Analysis of a commercial dimethyl-sulfoxide-stabilized frozen canine platelet concentrate by turbidimetric aggregometry


  • This work has been supported by the Center for Companion Animal Health, School of Veterinary Medicine, University of California, Davis.

  • Authors declare no conflict of interest.

  • Presented in part at the 14th International Veterinary Emergency and Critical Care Symposium, Phoenix, Arizona, September 2008.

Address correspondence and reprint requests to
Dr. Guillaumin, Department of Veterinary Clinical Science, The Ohio State University College of Veterinary Medicine, Columbus, OH 43210, USA. Email:


Objectives – To assess platelet function of a commercial dimethyl-sulfoxide (DMSO)-stabilized frozen platelet concentrate (PC) using turbidimetric aggregometry.

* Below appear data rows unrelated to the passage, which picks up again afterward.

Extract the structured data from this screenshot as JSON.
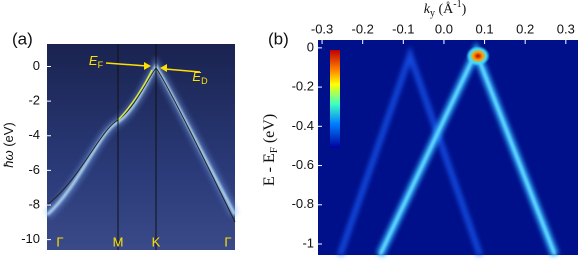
{
  "chart_data": [
    {
      "type": "image",
      "panel_label": "(a)",
      "y_label": {
        "main": "ħω",
        "unit": " (eV)"
      },
      "categories": [
        "Γ",
        "M",
        "K",
        "Γ"
      ],
      "ylim": [
        1.3,
        -10.6
      ],
      "yticks": [
        0,
        -2,
        -4,
        -6,
        -8,
        -10
      ],
      "annotations": [
        {
          "main": "E",
          "sub": "F"
        },
        {
          "main": "E",
          "sub": "D"
        }
      ]
    },
    {
      "type": "image",
      "panel_label": "(b)",
      "x_label": {
        "main": "k",
        "sub": "y",
        "mid": " (Å",
        "sup": "-1",
        "end": ")"
      },
      "y_label": {
        "main": "E - E",
        "sub": "F",
        "end": " (eV)"
      },
      "xlim": [
        -0.31,
        0.33
      ],
      "xticks": [
        -0.3,
        -0.2,
        -0.1,
        {
          "value": 0,
          "label": "0.0"
        },
        0.1,
        0.2,
        0.3
      ],
      "ylim": [
        0.04,
        -1.056
      ],
      "yticks": [
        0,
        -0.2,
        -0.4,
        -0.6,
        -0.8,
        -1
      ]
    }
  ]
}
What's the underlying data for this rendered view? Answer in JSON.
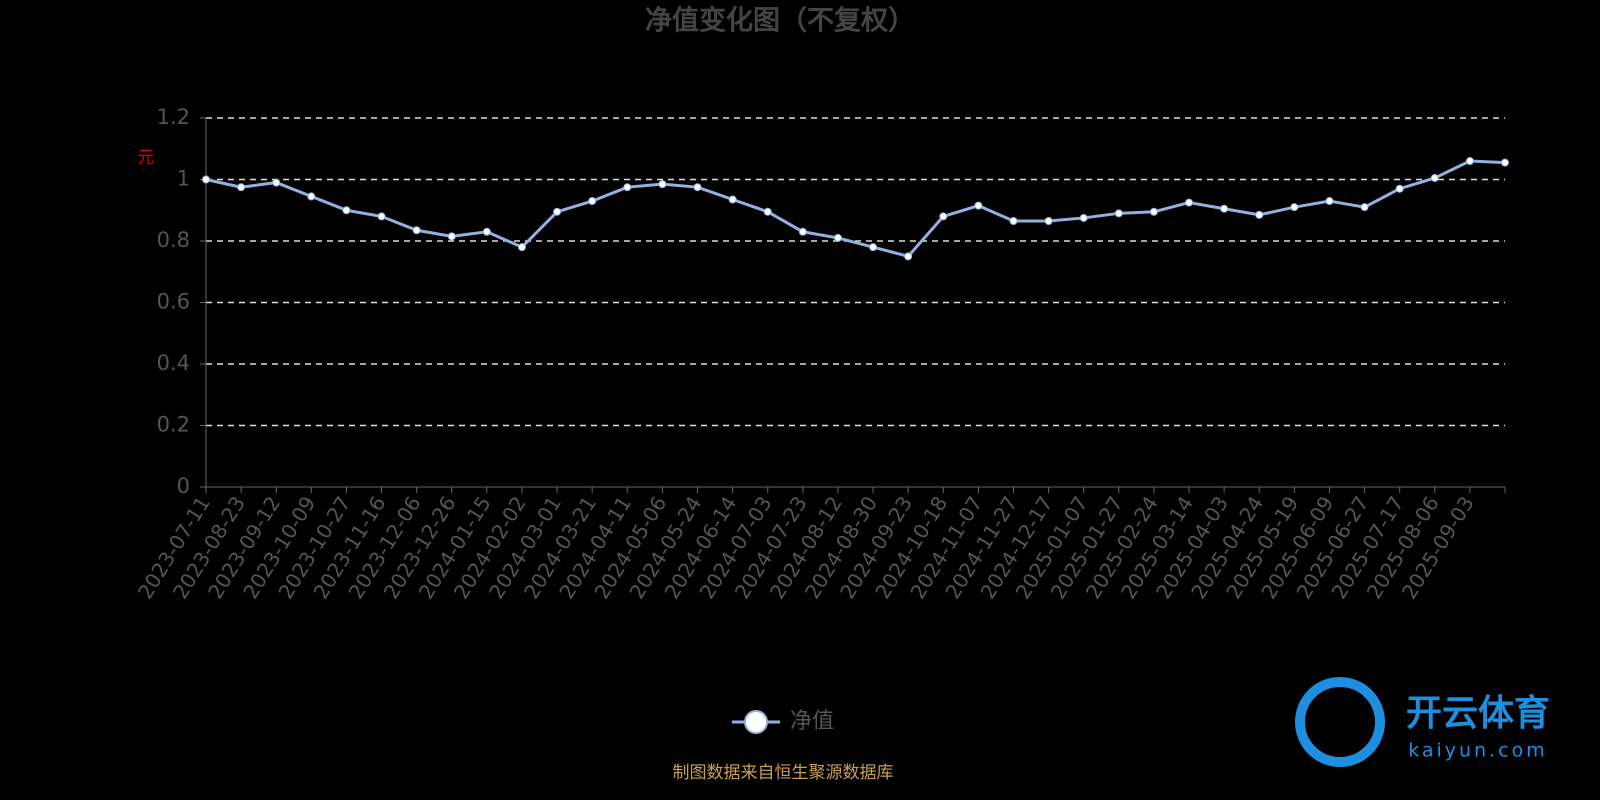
{
  "chart_data": {
    "type": "line",
    "title": "净值变化图（不复权）",
    "y_label": "元",
    "categories": [
      "2023-07-11",
      "2023-08-23",
      "2023-09-12",
      "2023-10-09",
      "2023-10-27",
      "2023-11-16",
      "2023-12-06",
      "2023-12-26",
      "2024-01-15",
      "2024-02-02",
      "2024-03-01",
      "2024-03-21",
      "2024-04-11",
      "2024-05-06",
      "2024-05-24",
      "2024-06-14",
      "2024-07-03",
      "2024-07-23",
      "2024-08-12",
      "2024-08-30",
      "2024-09-23",
      "2024-10-18",
      "2024-11-07",
      "2024-11-27",
      "2024-12-17",
      "2025-01-07",
      "2025-01-27",
      "2025-02-24",
      "2025-03-14",
      "2025-04-03",
      "2025-04-24",
      "2025-05-19",
      "2025-06-09",
      "2025-06-27",
      "2025-07-17",
      "2025-08-06",
      "2025-09-03",
      null
    ],
    "series": [
      {
        "name": "净值",
        "color": "#92b1e0",
        "values": [
          1.0,
          0.975,
          0.99,
          0.945,
          0.9,
          0.88,
          0.835,
          0.815,
          0.83,
          0.78,
          0.895,
          0.93,
          0.975,
          0.985,
          0.975,
          0.935,
          0.895,
          0.83,
          0.81,
          0.78,
          0.75,
          0.88,
          0.915,
          0.865,
          0.865,
          0.875,
          0.89,
          0.895,
          0.925,
          0.905,
          0.885,
          0.91,
          0.93,
          0.91,
          0.97,
          1.005,
          1.06,
          1.055
        ]
      }
    ],
    "ylim": [
      0,
      1.2
    ],
    "yticks": [
      0,
      0.2,
      0.4,
      0.6,
      0.8,
      1,
      1.2
    ],
    "grid": true,
    "source": "制图数据来自恒生聚源数据库",
    "watermark": {
      "brand": "开云体育",
      "site": "kaiyun.com"
    }
  }
}
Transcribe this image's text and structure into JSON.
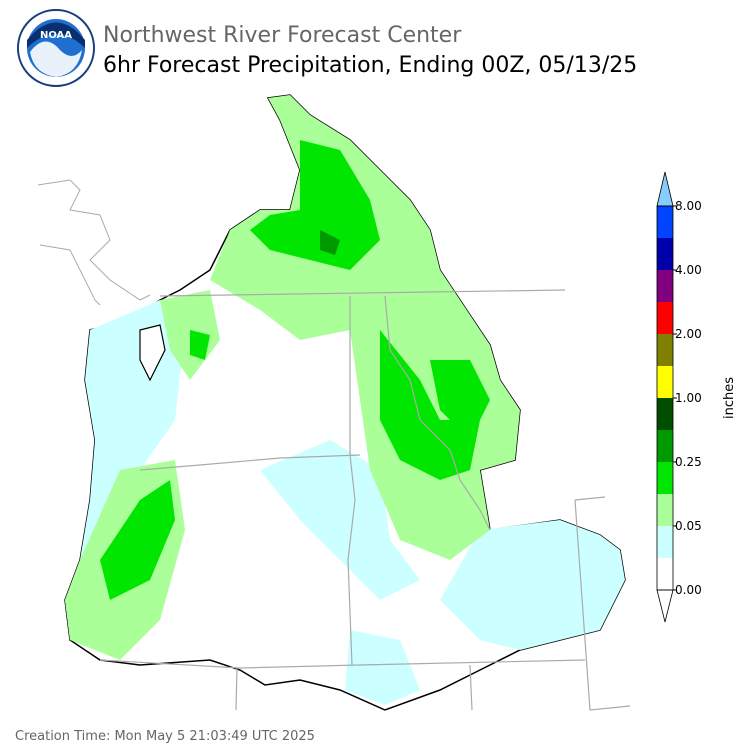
{
  "header": {
    "logo_text": "NOAA",
    "title": "Northwest River Forecast Center",
    "subtitle": "6hr Forecast Precipitation, Ending 00Z, 05/13/25"
  },
  "colorbar": {
    "label": "inches",
    "colors": [
      "#ffffff",
      "#ccffff",
      "#aaff99",
      "#00e600",
      "#009900",
      "#004d00",
      "#ffff00",
      "#808000",
      "#ff0000",
      "#800080",
      "#0000aa",
      "#0044ff"
    ],
    "over_color": "#88ccff",
    "ticks": [
      {
        "value": 0,
        "label": "0.00"
      },
      {
        "value": 0.05,
        "label": "0.05"
      },
      {
        "value": 0.25,
        "label": "0.25"
      },
      {
        "value": 1,
        "label": "1.00"
      },
      {
        "value": 2,
        "label": "2.00"
      },
      {
        "value": 4,
        "label": "4.00"
      },
      {
        "value": 8,
        "label": "8.00"
      }
    ]
  },
  "footer": {
    "creation_time": "Creation Time: Mon May 5 21:03:49 UTC 2025"
  }
}
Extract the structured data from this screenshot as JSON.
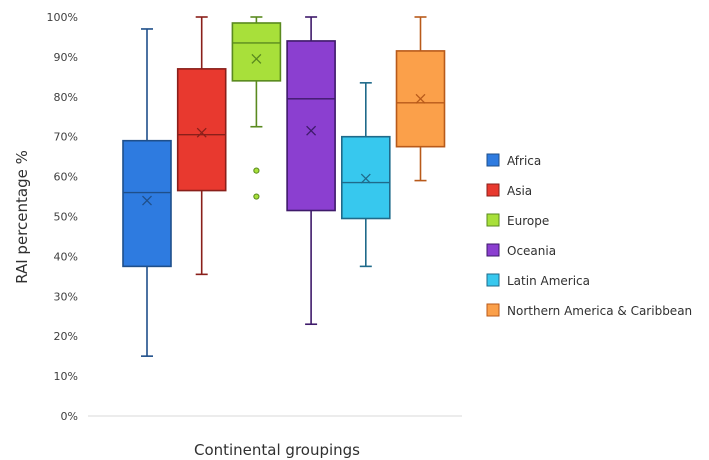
{
  "chart_data": {
    "type": "box",
    "xlabel": "Continental groupings",
    "ylabel": "RAI percentage %",
    "ylim": [
      0,
      100
    ],
    "y_ticks": [
      "0%",
      "10%",
      "20%",
      "30%",
      "40%",
      "50%",
      "60%",
      "70%",
      "80%",
      "90%",
      "100%"
    ],
    "grid": false,
    "legend_position": "right",
    "series": [
      {
        "name": "Africa",
        "color": "#2e7be0",
        "stroke": "#1f4f8a",
        "min": 15,
        "q1": 37.5,
        "median": 56,
        "q3": 69,
        "max": 97,
        "mean": 54,
        "outliers": []
      },
      {
        "name": "Asia",
        "color": "#e8392f",
        "stroke": "#8a1f1a",
        "min": 35.5,
        "q1": 56.5,
        "median": 70.5,
        "q3": 87,
        "max": 100,
        "mean": 71,
        "outliers": []
      },
      {
        "name": "Europe",
        "color": "#a8e03a",
        "stroke": "#5a8a1f",
        "min": 72.5,
        "q1": 84,
        "median": 93.5,
        "q3": 98.5,
        "max": 100,
        "mean": 89.5,
        "outliers": [
          61.5,
          55
        ]
      },
      {
        "name": "Oceania",
        "color": "#8b3fd0",
        "stroke": "#3e1a6a",
        "min": 23,
        "q1": 51.5,
        "median": 79.5,
        "q3": 94,
        "max": 100,
        "mean": 71.5,
        "outliers": []
      },
      {
        "name": "Latin America",
        "color": "#37c8ee",
        "stroke": "#1f6a8a",
        "min": 37.5,
        "q1": 49.5,
        "median": 58.5,
        "q3": 70,
        "max": 83.5,
        "mean": 59.5,
        "outliers": []
      },
      {
        "name": "Northern America & Caribbean",
        "color": "#fba04a",
        "stroke": "#b85a1a",
        "min": 59,
        "q1": 67.5,
        "median": 78.5,
        "q3": 91.5,
        "max": 100,
        "mean": 79.5,
        "outliers": []
      }
    ]
  }
}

Design – In vitro analysis.

Setting – Research laboratory in a school of veterinary medicine.

Animals – Five units of frozen PC in 6% DMSO were studied. Fresh platelet-rich plasma (PRP), with and without 6% DMSO, from 6 healthy dogs were used as controls.

Interventions – Turbidimetric platelet aggregation was measured after initiation of platelet aggregation by addition of adenosine diphosphate (ADP), collagen, or thrombin at concentrations of 30 μM, 20 μg/mL, and 0.5 U/mL, respectively. Measures were performed at thaw and repeated 2 hours after thaw for the frozen PC.

Measurements and Main Results – Compared with PRP, the frozen PC showed decreased aggregation in response to thrombin (amplitude of 84% versus 25%, P=0.01), and collagen (amplitude of 13% versus 3%, P=0.05) but not ADP (6.5% versus 18%, P=0.2). Compared with frozen PC at thaw, the frozen PC at 2 hours after thaw showed decreased aggregation in response to thrombin, collagen, and ADP (P<0.05). There was no difference in aggregation between PRP in 6% DMSO and frozen PC.

Conclusions – These in vitro data suggest there is a decrease in platelet response to agonists associated with the freeze-thaw process in the commercially available 6% DMSO canine frozen PC.